Non-Newtonian Fluid Mech. (1997) vol.73, pp.205–239). These nanowires
interactions induce a significant amount of extra nanowire flipping which would
increase the chances of irregular arrangement of Ag nanowires along the flow
directions. Meanwhile, there are insufficient rotations of Ag nanowires which directly
adhere on solid surface as shown in Fig. 2. If Ag nanowires are too long, the
irregular adhesion of Ag nanowires can lead to serious reunion on solid surface.
Thus, the lengths of Ag nanowires on the orientation have a suitable scope.

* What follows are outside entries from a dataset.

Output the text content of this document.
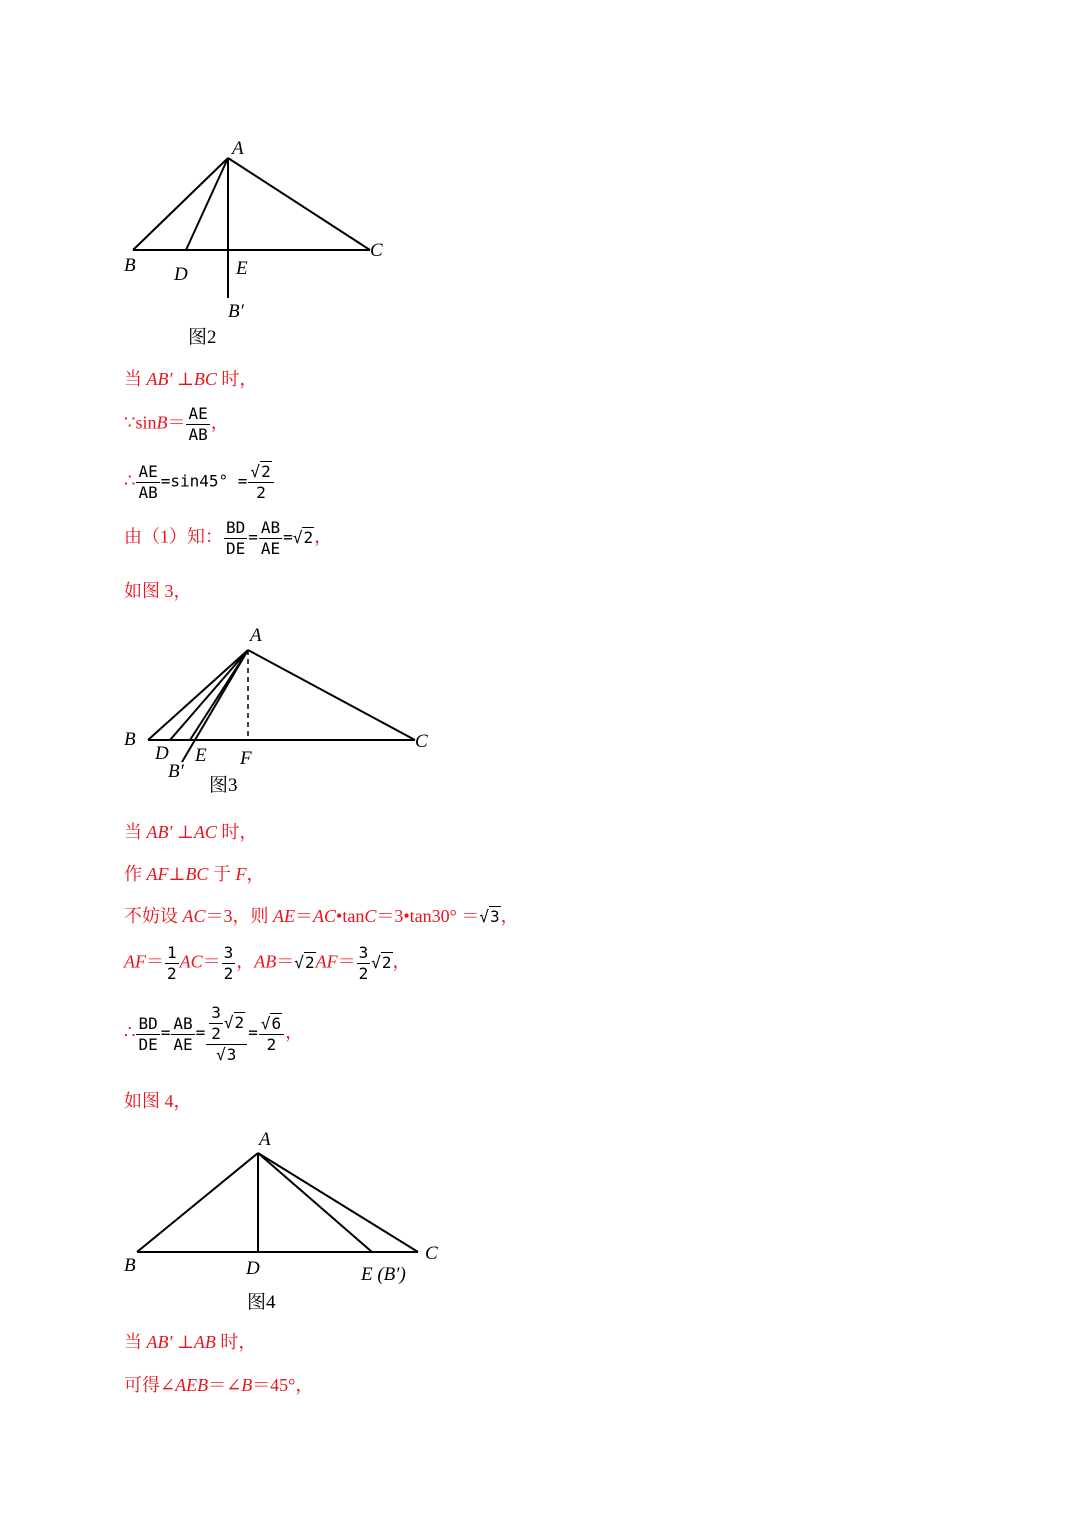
A
B
C
D	E
B′
图2
A
B	C
D E F
B′
图3
A
B
C
D	E (B′)
图4
当 AB′ ⊥BC 时，
∵sinB＝ $\frac{AE}{AB}$ ，
∴ $\frac{AE}{AB} =\sin 45^\circ = \frac{√2}{2}$
由（1）知： $\frac{BD}{DE} = \frac{AB}{AE} =√2$，
如图 3，
当 AB′ ⊥AC 时，
作 AF⊥BC 于 F，
不妨设 AC＝3，则 AE＝AC•tanC＝3•tan30° ＝√3，
$AF= \frac{1}{2} AC= \frac{3}{2}$ ，$AB=√2AF= \frac{3}{2} √2$，
∴ $\frac{BD}{DE} = \frac{AB}{AE} = \frac{\frac{3}{2} √2}{√3} = \frac{√6}{2}$ ，
如图 4，
当 AB′ ⊥AB 时，
可得∠AEB＝∠B＝45°，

In this
work, we mainly focused on the spreading phenomena for Ag nanowires orientation.
For our future work, we intend to optimize the length of Ag nanowires for suitable
density nanowires suspension.
4. Images of the transferred Ag nanowires on the tape
Figure S2. Orientation image of Ag nanowires on the tape. (a) Optical microscopy
image of Ag nanowires on the tape (originally in the ring region); (b) Optical
microscopy image of Ag nanowires on the tape (originally in the edge region).
The orientation of Ag nanowires on the tape in a small scope is similar with that on
the solid surface. However, some bending can be found on Ag nanowires which is
caused by the pressure of Ag nanowires on roughness tape surface. This bending
could be improved by using a more smooth tape.